Justice Persaud emphasized that it cannot be left up to the jury to determine what constitutes significant impairment without proper expert guidance on the specific legal definition of mental subnormality.
The court said it was not inclined to direct the jury to return a verdict based on the evidence presented, and the no-case submission was upheld.
The jury was directed to return a not guilty verdict, however the prosecution has stated its intention to appeal the ruling.
The trial, which began before Justice Persaud early last week, centred on an alleged offense that occurred in 2022.
During the trial, the complainant’s mother testified that the accused became a regular visitor to their home in late 2021, often coming for meals. She said the alleged incident occurred when she unintentionally fell asleep after eating a meal prepared by the accused, leaving him and her daughter watching television. The mother testified she had attended a funeral that day and that falling asleep with a man present in her home was highly unusual.
The mother told the court the complainant requires constant supervision, did not learn to walk until she was seven or eight years old, was not toilet-trained before she was six, has difficulty speaking and communicates primarily through gestures.
The mother testified she was not aware that the accused and her daughter were in communication. however, she recalled one occasion when she asked the accused to buy a drink for her, but he instead brought one for her daughter. She said she noticed something in the way they looked at each other, after which the accused told her “is your daughter I love”, and insisted that the daughter “is a big woman who can marry, have kids and have sex”, despite the mother’s objections.

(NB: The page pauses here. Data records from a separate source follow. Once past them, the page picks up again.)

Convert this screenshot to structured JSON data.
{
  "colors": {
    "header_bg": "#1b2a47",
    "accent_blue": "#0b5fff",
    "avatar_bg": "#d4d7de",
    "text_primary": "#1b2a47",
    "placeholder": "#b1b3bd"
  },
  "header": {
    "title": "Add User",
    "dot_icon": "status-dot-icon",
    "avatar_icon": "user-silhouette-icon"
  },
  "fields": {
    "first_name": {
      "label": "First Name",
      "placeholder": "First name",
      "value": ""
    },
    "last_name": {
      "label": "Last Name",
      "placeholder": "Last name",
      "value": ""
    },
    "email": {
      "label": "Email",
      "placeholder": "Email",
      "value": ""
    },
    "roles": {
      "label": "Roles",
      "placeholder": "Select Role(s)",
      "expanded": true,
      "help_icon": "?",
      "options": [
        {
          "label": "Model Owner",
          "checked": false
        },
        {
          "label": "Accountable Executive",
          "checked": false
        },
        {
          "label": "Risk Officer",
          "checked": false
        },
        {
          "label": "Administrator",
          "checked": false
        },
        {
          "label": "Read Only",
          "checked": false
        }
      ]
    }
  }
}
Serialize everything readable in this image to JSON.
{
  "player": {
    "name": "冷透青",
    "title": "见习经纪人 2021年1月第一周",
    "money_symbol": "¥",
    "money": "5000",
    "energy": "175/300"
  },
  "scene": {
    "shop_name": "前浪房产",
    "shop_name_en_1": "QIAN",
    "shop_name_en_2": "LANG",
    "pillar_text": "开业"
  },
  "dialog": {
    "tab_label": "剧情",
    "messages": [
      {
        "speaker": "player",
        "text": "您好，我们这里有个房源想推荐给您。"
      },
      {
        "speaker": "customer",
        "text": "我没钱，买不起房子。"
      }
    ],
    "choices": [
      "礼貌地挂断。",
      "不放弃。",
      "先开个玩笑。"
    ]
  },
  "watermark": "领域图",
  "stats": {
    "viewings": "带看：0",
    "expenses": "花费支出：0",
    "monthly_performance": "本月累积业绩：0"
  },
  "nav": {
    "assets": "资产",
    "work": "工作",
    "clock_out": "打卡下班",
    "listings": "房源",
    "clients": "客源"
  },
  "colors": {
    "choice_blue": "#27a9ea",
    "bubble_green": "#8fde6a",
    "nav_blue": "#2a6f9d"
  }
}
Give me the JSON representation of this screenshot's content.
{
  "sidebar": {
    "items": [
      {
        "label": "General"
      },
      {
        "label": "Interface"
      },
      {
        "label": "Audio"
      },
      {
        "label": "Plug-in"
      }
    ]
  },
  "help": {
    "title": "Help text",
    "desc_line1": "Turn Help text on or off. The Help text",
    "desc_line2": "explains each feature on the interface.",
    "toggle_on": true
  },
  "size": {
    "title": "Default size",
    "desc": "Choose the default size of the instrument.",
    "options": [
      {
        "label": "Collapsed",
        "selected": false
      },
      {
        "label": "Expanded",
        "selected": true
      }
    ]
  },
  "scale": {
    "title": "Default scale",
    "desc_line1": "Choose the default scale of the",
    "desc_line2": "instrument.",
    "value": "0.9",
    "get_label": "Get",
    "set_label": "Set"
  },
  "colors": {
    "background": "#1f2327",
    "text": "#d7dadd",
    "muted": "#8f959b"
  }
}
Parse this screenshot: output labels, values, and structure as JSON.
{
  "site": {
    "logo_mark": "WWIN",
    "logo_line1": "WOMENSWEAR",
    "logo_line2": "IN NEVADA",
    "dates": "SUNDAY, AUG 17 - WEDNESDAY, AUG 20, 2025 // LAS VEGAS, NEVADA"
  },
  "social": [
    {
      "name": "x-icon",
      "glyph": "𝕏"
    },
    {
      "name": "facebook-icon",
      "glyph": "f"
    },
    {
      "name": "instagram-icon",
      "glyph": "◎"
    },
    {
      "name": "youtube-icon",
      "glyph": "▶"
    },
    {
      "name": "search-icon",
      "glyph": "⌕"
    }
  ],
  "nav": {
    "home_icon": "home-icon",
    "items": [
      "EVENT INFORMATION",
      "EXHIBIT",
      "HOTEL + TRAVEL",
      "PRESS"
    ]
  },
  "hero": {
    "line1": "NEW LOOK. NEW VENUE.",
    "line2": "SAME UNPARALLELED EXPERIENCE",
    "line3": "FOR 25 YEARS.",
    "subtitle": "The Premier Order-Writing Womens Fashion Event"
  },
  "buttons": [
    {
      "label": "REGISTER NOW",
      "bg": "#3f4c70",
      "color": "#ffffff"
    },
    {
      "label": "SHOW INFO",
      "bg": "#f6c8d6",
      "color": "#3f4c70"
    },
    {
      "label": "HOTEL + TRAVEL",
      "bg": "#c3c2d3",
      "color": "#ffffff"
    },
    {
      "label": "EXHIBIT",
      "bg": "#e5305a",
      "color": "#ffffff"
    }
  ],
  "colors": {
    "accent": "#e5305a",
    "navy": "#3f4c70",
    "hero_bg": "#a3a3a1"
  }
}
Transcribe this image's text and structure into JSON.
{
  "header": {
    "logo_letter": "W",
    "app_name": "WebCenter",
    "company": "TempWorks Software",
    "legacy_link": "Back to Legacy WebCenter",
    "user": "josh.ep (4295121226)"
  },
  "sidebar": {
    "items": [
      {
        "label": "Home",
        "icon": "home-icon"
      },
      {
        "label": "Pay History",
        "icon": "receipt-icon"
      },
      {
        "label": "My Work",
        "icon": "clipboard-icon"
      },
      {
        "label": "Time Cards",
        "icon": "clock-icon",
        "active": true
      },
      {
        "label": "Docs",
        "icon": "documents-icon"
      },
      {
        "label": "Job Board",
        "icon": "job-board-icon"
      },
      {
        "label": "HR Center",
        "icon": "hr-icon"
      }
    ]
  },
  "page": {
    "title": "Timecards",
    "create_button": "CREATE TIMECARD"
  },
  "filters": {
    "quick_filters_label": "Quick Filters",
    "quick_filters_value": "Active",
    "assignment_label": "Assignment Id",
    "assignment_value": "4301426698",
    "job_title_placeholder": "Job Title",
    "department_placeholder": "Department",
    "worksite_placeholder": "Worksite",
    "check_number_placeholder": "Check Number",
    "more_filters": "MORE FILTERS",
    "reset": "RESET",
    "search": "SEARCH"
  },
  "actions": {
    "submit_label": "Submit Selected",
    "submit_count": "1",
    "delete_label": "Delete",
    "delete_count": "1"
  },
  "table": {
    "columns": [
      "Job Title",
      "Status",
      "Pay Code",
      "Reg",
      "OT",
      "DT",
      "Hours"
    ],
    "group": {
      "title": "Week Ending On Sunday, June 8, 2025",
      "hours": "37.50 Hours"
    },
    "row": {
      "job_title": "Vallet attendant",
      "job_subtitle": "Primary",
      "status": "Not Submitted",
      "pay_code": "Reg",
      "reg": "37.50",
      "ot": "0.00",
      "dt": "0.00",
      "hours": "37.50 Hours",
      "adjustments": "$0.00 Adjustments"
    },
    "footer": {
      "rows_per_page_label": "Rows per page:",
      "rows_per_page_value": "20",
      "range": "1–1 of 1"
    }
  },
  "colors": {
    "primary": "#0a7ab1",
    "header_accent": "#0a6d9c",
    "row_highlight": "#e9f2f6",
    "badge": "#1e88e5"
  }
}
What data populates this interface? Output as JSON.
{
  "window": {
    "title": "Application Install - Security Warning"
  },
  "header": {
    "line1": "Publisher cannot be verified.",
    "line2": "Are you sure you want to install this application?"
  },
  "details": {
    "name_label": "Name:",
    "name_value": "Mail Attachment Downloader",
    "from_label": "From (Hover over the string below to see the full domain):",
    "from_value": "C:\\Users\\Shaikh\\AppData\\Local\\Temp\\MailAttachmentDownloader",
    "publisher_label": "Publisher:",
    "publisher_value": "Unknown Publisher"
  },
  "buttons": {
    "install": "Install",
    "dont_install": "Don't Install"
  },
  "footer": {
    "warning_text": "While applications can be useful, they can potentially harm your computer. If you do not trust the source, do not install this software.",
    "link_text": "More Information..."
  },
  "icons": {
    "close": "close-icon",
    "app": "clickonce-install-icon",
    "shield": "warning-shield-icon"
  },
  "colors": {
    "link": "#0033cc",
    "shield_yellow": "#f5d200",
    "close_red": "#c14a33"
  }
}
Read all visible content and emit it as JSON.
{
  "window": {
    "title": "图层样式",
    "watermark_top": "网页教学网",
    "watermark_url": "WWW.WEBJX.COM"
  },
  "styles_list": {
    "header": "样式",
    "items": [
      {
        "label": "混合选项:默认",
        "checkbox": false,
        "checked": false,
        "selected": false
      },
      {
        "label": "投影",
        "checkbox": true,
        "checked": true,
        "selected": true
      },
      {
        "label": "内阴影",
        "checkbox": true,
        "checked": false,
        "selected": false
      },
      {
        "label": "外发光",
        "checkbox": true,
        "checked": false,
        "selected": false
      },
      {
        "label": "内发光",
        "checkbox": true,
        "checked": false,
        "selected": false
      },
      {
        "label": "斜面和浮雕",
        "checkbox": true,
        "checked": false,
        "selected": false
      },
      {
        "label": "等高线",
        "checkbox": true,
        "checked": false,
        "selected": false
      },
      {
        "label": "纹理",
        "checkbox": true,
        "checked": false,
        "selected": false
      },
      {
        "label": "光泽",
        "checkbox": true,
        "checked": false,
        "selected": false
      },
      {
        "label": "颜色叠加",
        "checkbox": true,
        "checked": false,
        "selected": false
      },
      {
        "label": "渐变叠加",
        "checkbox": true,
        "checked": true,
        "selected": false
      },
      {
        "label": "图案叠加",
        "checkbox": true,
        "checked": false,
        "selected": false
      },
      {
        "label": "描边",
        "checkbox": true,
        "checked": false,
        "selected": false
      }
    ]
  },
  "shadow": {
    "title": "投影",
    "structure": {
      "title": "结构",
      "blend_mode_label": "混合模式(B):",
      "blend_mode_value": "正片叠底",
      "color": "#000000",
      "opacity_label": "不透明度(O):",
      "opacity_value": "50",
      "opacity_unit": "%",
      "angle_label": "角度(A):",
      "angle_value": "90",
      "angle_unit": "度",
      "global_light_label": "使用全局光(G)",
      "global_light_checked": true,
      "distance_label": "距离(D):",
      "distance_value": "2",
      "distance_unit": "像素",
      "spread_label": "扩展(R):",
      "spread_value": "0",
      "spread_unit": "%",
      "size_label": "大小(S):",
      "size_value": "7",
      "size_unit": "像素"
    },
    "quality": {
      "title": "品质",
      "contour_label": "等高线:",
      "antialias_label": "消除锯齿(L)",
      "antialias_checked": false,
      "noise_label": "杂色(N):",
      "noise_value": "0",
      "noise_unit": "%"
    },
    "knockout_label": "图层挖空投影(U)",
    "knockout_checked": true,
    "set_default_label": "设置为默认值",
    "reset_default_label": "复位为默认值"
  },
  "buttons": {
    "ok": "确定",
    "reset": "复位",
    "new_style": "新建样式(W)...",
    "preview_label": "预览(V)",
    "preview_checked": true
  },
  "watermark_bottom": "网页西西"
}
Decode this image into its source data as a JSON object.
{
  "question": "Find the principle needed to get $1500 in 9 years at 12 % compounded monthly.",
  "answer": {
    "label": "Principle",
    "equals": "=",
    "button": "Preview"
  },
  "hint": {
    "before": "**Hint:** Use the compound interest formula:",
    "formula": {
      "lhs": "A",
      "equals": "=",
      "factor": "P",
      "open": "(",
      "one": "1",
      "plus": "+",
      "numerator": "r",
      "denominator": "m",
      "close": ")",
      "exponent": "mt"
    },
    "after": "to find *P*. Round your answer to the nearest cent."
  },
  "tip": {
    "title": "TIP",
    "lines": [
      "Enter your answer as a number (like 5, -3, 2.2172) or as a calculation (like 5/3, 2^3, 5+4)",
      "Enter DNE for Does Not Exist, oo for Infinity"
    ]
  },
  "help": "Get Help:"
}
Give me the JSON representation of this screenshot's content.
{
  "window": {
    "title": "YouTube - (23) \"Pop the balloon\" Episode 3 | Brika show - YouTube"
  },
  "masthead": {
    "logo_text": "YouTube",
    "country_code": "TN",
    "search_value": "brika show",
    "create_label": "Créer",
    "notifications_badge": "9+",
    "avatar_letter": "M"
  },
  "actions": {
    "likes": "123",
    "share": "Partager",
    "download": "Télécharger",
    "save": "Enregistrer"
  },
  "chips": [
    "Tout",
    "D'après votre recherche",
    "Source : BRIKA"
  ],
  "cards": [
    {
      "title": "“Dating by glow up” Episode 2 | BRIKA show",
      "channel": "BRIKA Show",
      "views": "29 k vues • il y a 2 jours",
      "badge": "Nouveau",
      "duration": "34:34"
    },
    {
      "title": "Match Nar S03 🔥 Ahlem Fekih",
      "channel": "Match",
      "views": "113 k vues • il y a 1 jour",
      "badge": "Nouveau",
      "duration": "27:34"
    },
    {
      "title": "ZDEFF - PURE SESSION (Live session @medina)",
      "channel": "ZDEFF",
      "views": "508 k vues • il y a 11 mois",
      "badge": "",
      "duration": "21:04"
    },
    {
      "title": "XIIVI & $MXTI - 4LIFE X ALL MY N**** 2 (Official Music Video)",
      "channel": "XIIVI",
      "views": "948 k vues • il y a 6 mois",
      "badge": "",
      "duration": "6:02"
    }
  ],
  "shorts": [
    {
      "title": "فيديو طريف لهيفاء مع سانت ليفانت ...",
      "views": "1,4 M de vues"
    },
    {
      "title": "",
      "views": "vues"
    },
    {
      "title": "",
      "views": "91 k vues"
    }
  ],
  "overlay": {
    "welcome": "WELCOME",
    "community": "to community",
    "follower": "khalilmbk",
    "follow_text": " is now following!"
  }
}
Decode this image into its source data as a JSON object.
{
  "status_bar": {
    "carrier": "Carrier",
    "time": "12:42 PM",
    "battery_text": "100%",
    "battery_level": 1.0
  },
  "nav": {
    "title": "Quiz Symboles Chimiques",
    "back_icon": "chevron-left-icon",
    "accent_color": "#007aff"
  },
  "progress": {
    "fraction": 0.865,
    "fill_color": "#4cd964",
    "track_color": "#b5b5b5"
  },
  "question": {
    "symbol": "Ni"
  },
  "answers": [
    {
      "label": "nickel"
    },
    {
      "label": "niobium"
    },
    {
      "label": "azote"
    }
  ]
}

A teacher also testified to having taught the complainant at a special needs school until she was 20 years old.
An educational assessment expert, who has conducted over 600 assessments since 2011, also testified that the complainant has the cognitive abilities of a four to five-year-old child.
She added that during her assessment, the complainant was unable to answer any questions, had a very awkward gait, and experienced difficulty with general movements. International standardized tests were used, and some could not be completed because the complainant was not able to write or speak.
DNA evidence presented during the trial established with over 99.9 percent probability that the accused is the biological father of the complainant’s stillborn baby.